User can logon domain pc with locked account

Posted on

User can logon domain pc with locked account – Managing your servers can streamline the performance of your team by allowing them to complete complex tasks faster. Plus, it can enable them to detect problems early on before they get out of hand and compromise your business. As a result, the risk of experiencing operational setbacks is drastically lower.

But the only way to make the most of your server management is to perform it correctly. And to help you do so, this article will share nine tips on improving your server management and fix some problem about windows, domain, active-directory, , .

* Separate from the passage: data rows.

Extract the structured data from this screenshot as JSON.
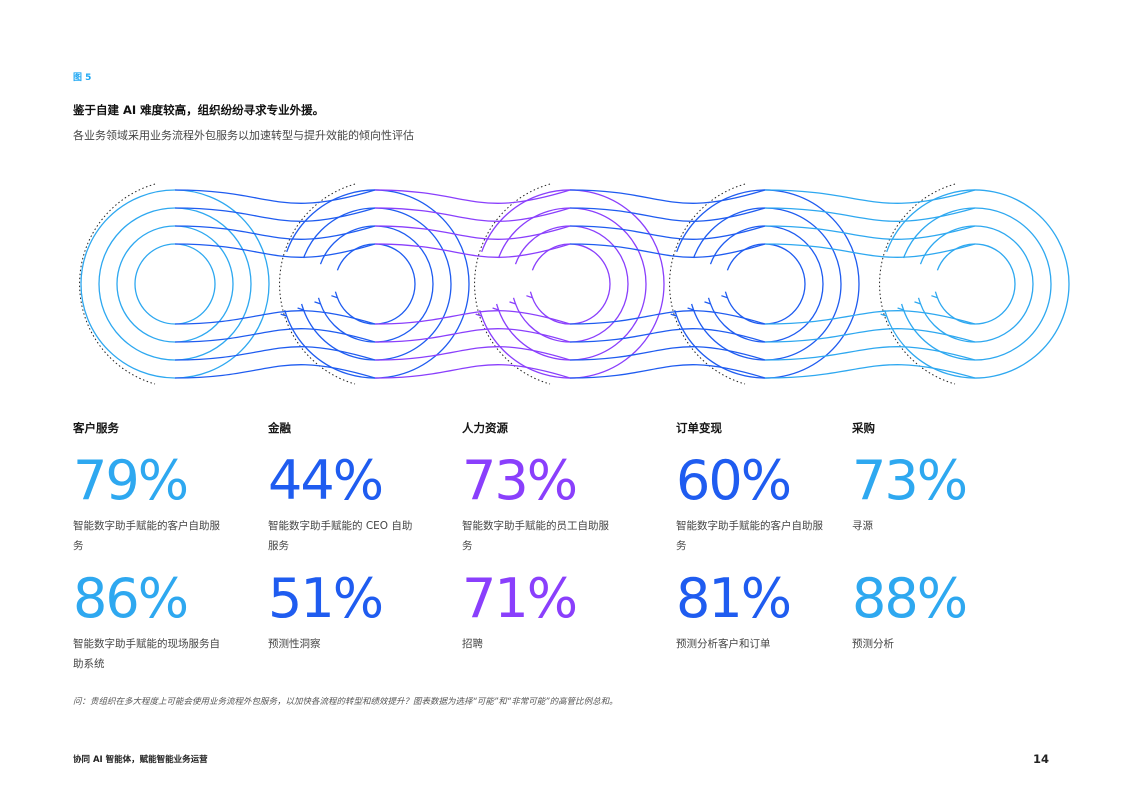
{
  "figure_label": "图 5",
  "headline": "鉴于自建 AI 难度较高，组织纷纷寻求专业外援。",
  "subheading": "各业务领域采用业务流程外包服务以加速转型与提升效能的倾向性评估",
  "colors": {
    "cyan": "#2ea8f0",
    "blue": "#1f5cf0",
    "purple": "#8a3ffc",
    "text": "#161616"
  },
  "columns": [
    {
      "category": "客户服务",
      "color": "#2ea8f0",
      "stats": [
        {
          "value": "79%",
          "desc": "智能数字助手赋能的客户自助服务"
        },
        {
          "value": "86%",
          "desc": "智能数字助手赋能的现场服务自助系统"
        }
      ]
    },
    {
      "category": "金融",
      "color": "#1f5cf0",
      "stats": [
        {
          "value": "44%",
          "desc": "智能数字助手赋能的 CEO 自助服务"
        },
        {
          "value": "51%",
          "desc": "预测性洞察"
        }
      ]
    },
    {
      "category": "人力资源",
      "color": "#8a3ffc",
      "stats": [
        {
          "value": "73%",
          "desc": "智能数字助手赋能的员工自助服务"
        },
        {
          "value": "71%",
          "desc": "招聘"
        }
      ]
    },
    {
      "category": "订单变现",
      "color": "#1f5cf0",
      "stats": [
        {
          "value": "60%",
          "desc": "智能数字助手赋能的客户自助服务"
        },
        {
          "value": "81%",
          "desc": "预测分析客户和订单"
        }
      ]
    },
    {
      "category": "采购",
      "color": "#2ea8f0",
      "stats": [
        {
          "value": "73%",
          "desc": "寻源"
        },
        {
          "value": "88%",
          "desc": "预测分析"
        }
      ]
    }
  ],
  "footnote": "问：贵组织在多大程度上可能会使用业务流程外包服务，以加快各流程的转型和绩效提升？图表数据为选择“可能”和“非常可能”的高管比例总和。",
  "footer": {
    "left": "协同 AI 智能体，赋能智能业务运营",
    "page_number": "14"
  }
}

Windows 2008r2 domain. windows 7 client.
After locking user domain account, user can login domain pc with locked account once, at the same time user have no access to netwrok shares, only local files.
I expected that after locking domain account user cann`t login domain pc

Solution :

This is due to the client computer caching the user’s credentials. With this setting enabled, the client computer stores X number of logons locally, and when the user tries to logon again, client computer checks the password against a locally-stored hash, rather than contacting a domain controller.

If you want to disable local credential caching, you can (and it’s even advised as a best practice by Microsoft), but you better be sure you know the local Administrator credentials, and be aware of the implications of not caching credentials – particularly, users won’t be able to logon to their computers unless they’re already connected to a network where they can access a domain controller. So, for example, if you have remote or traveling employees who need to access the corporate network with a VPN client, you might want to leave credential caching in place for those users’ machines.

Leave a Reply

Your email address will not be published.